Kang heads to Beijing for trilateral talks
Kang was scheduled to meet Chinese Foreign Minister Wang Yi Tuesday evening and Japanese Foreign Minister Taro Kono this afternoon. Kang’s meeting with Kono is widely expected to be the highlight of her tour given the strained ties between the neighboring countries and the upcoming deadline for renewing their bilateral military intelligence-sharing accord, the General Security of Military Information Agreement (Gsomia).
Signed in November 2016, Gsomia is renewed automatically every year unless either of the two countries decides to scrap the pact. The country wishing to walk out must give at least 90 days’ notice, meaning the last opportunity to do so before the latest agreement expires is this Saturday.
Seoul has been toying with the possibility of withdrawing from the agreement in retaliation of Japan’s removal of Korea from a so-called white list of countries receiving preferential treatment in trade.
Kang told reporters at Gimpo International Airport in western Seoul before boarding her flight to Beijing that Seoul was “still reviewing” its decision about Gsomia, adding “nothing has been decided yet.”

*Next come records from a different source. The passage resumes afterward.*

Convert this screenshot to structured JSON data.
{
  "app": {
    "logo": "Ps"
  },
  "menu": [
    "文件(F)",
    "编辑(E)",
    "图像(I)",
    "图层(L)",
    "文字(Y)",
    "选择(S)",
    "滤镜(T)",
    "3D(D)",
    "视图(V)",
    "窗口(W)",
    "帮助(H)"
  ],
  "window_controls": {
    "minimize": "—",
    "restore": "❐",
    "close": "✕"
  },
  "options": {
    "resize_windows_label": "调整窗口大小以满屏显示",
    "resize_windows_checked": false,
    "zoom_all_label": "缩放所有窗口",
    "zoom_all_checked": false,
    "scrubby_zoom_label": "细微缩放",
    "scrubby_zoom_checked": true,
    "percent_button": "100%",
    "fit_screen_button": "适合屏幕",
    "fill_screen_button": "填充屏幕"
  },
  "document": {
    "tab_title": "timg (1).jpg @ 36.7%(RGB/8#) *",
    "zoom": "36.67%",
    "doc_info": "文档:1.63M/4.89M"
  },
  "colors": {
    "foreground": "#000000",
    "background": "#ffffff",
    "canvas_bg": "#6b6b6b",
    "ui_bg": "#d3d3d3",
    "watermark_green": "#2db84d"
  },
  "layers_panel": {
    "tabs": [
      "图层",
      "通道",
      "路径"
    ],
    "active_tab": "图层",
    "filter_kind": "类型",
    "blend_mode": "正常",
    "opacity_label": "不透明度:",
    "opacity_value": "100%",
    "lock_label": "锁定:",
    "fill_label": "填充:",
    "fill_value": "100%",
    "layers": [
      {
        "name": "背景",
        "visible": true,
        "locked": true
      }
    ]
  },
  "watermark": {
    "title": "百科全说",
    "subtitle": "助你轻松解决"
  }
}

A Blue House official who spoke to reporters on the condition of anonymity said the Korean government would decide based on various factors, including Japan’s “attitude” and the “qualitative and quantitative assessment of military intelligence” shared between the two countries.
Kang’s meeting with Kono will likely be a big factor in Seoul’s decision on Gsomia.
During the meeting, local government officials said Kang is expected to denounce Tokyo’s removal of Seoul from its white list, which officially goes into effect next Wednesday, and urge the Japanese government to withdraw its decision, though Japanese media outlets have reported Tokyo was unwilling to back down before Seoul reneges on the Korean Supreme Court rulings ordering Japan to compensate victims of forced labor.
Seoul sees Tokyo’s export restrictions against the country as backlash for the Supreme Court’s rulings last year ordering Japanese companies to pay damages for Koreans’ forced labor during World War II. Japan maintains that a 1965 accord normalizing relations with Seoul, which provided an economic cooperation fund, settled all compensation matters.
Some sources in the ruling Democratic Party, however, say Seoul has tentatively reached the decision to maintain Gsomia regardless of the outcome of Kang’s meeting with Kono, especially after President Moon Jae-in gave a national address on National Liberation Day last Thursday saying he wishes to improve ties with Japan.
In an annual speech commemorating the day Korea gained independence from Japanese colonial rule in 1945, Moon said he would “gladly join hands” with Japan if Tokyo chose the path of “dialogue and cooperation.” Kono effectively rejected Moon’s olive branch the next day, saying he’d like Moon to stop what he called Seoul’s violation of international law, apparently referring to the 1965 bilateral claims agreement.
As Kang left Seoul Tuesday for the high-stakes meeting with Kono, Washington’s top nuclear envoy, U.S. Special Representative for North Korea Stephen Biegun, touched down in the country for a three-day trip following a visit to Japan. Biegun’s arrival at Gimpo International Airport Tuesday also coincided with the end of the combined military exercise between Seoul and Washington. Biegun is scheduled to meet Seoul’s top nuclear envoy, Lee Do-hoon, today and hold talks with Kim Hyon-chong, second deputy director of the Blue House National Security Office, on Thursday.